Herr Mozart wacht auf - Eva Baronsky

  • Aufbau-Verlag
    Gebundene Ausgabe: 320 Seiten
    Juli 2009


    Kurzbeschreibung:
    Der Mann, der sich nur daran erinnert, am Vorabend als Wolfgang Amadé Mozart auf dem Sterbebett gelegen zu haben, kann sich die bizarre Umgebung nicht erklären, in der er erwacht: Musik ohne Orchester, Fuhrwerke ohne Pferde, Licht ohne Kerzen. Ist er im Vorhof zur Hölle oder im Paradies? Nach und nach begreift Wolfgang, dass er sich nicht im Jahr 1791, sondern 2006 befindet, und er kann sich die Ungeheuerlichkeit seiner Zeitreise nur mit einem göttlichen Auftrag erklären: Er soll sein Requiem beenden. Als lebender Anachronismus versucht Wolfgang, sich im modernen Wien zurechtzufinden, und scheitert an U-Bahntüren und fehlenden Papieren. Einzig die Musik dient ihm als Kompass, mit dem er sich durch die erschreckend fremde Welt tastet. Zur Seite stehen ihm ein polnischer Stehgeiger, das Mädchen Anju und der Jazz. Und immer drängender wird die Frage, was Wolfgang erwartet, wenn er sein Requiem vollendet hat. Dieser Roman ist ein göttlicher Spaß, verblüffend, hintersinnig und tragikomisch, und am Ende fragt man sich, welche Zeit überhaupt die richtige ist für ein Genie.


    Über die Autorin:
    Eva Baronsky, 1968 geboren, studierte Innenarchitektur und Marketing-Kommunikation und war zuletzt selbständig als Beraterin für Kommunikation und Journalistin. Sie lebt im Taunus. "Herr Mozart wacht auf" ist ihr erster Roman.


    Meine Meinung
    Dieser Erstlingsroman ist ebenso präzise wie leicht geschrieben, dass das Lesen wirklich zur reinen Freude wird.
    Praktisch jede Seite steckt voller Wortwitz, überraschenden Wendungen und Situationskomik. Der Roman ist durchzogen von der Persönlichkeit und dem Esprit Mozarts.
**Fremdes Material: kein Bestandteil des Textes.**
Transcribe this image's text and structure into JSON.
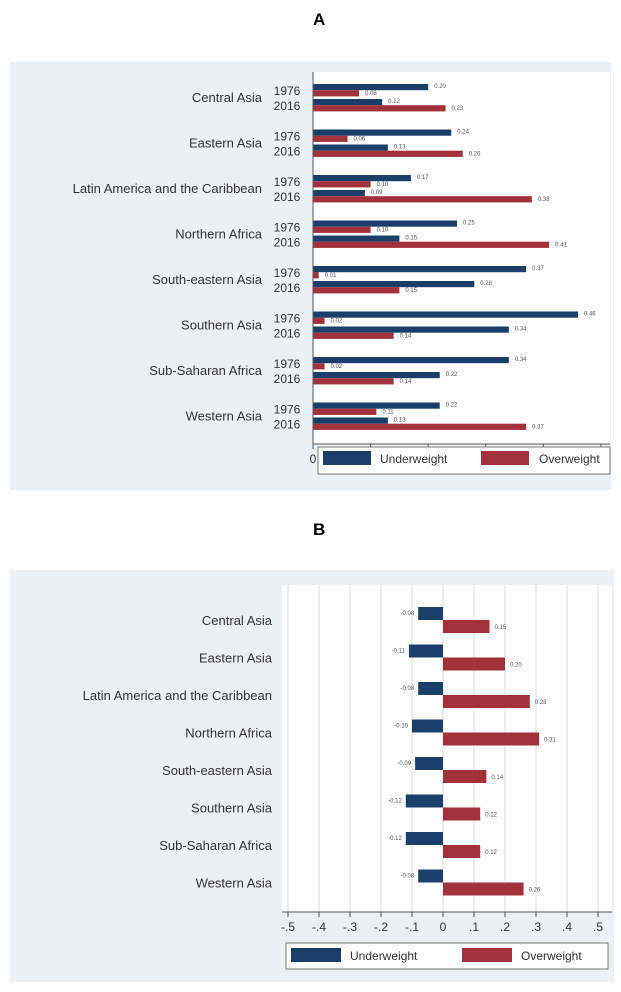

    Mozart, der nach seinem Tod nicht im Jenseits sondern im Wien 2006 erwacht, erlebt die ihm sogleich bekannte wie fremde Umgebung voller Faszination und Verwunderung.
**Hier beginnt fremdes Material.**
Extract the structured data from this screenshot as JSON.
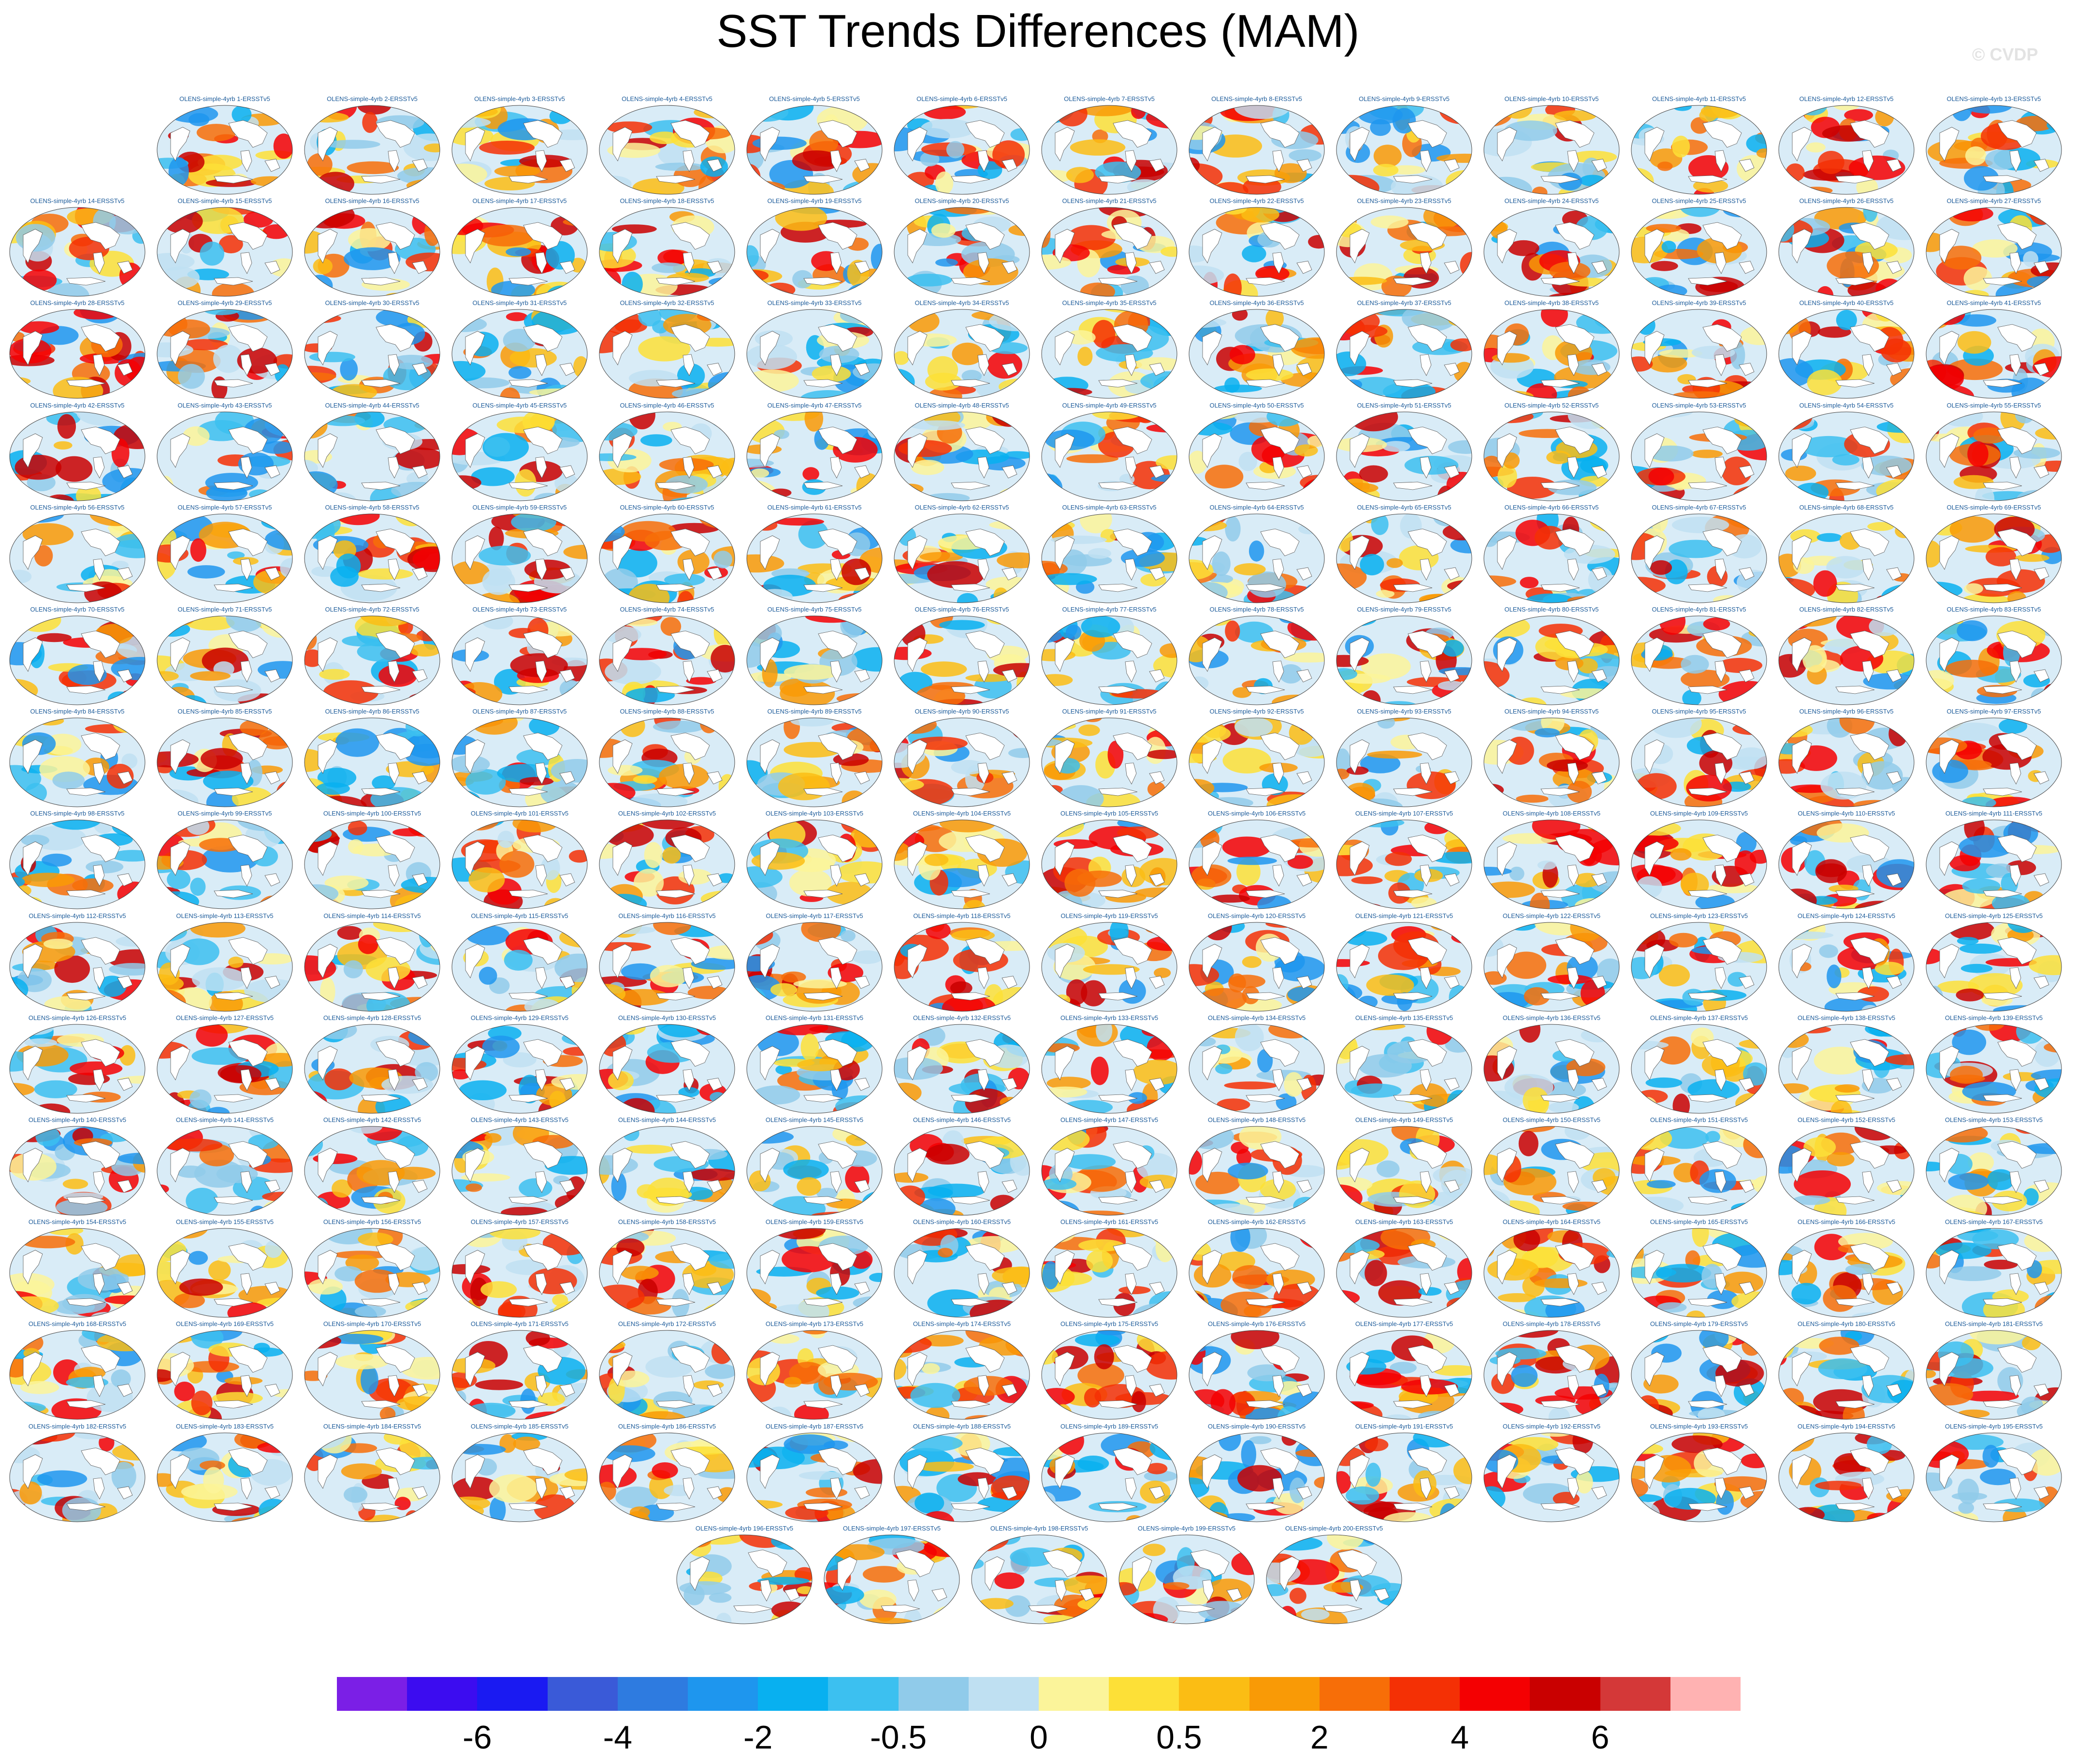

    Das besondere an dieser Ausgangsposition ist, dass der Leser Mozart begleitet und mit ihm diese merkwürdige Welt mit anderen Augen sieht.


    Mozart hat Glück und trifft in dieser zu modernen Zeit gute Freunde: den polnischen Geiger Ptor, der ihn aufnimmt und dann die WG-Bewohnerin Anju, in die er sich verliebt.
    Es ist ganz wunderbar, wie Mozart die Welt der Musik wahrnimmt, die Tatsache, so auch die Tatsache, dass er selbst noch so bedeutend ist, schließlich entdeckt er sogar den Jazz. Die ganze Zeit komponiert er, tritt im Blue Notes als Jazzmusiker auf und erhält auch als klassischer Pianist ein Engagement. Diese Musikalität durchdringt auch den Text.


    Mozart komponiert an seinem unvollendeten Meisterwerk Requiem weiter, diese Noten gehen erst verschollen und sorgen dann für Aufsehen in den Mozartfachkreisen.
    Für Mozart tun sich zeitgleich neue Schwierigkeiten auf, den er hat keinen Ausweis und das in der Bürokratie der heutigen Zeit ein unüberwindliches Problem.


    "Herr Mozart wacht auf" ist als Urlaubsbuch absolut geeignet, erst Recht, wenn die Fahrt nach Österreich gehen sollte.


    Nach diesem überzeugenden Debüt hofft man auf weitere Bücher von Eva Baronsky.

  • Mozart ist zwar eigentlich nicht so sehr mein Fall, aber das Buch werde ich mir wohl trotzdem zulegen und lesen müssen.


    Danke für die Rezi, das klingt genau nach einem Buch für mich. :-)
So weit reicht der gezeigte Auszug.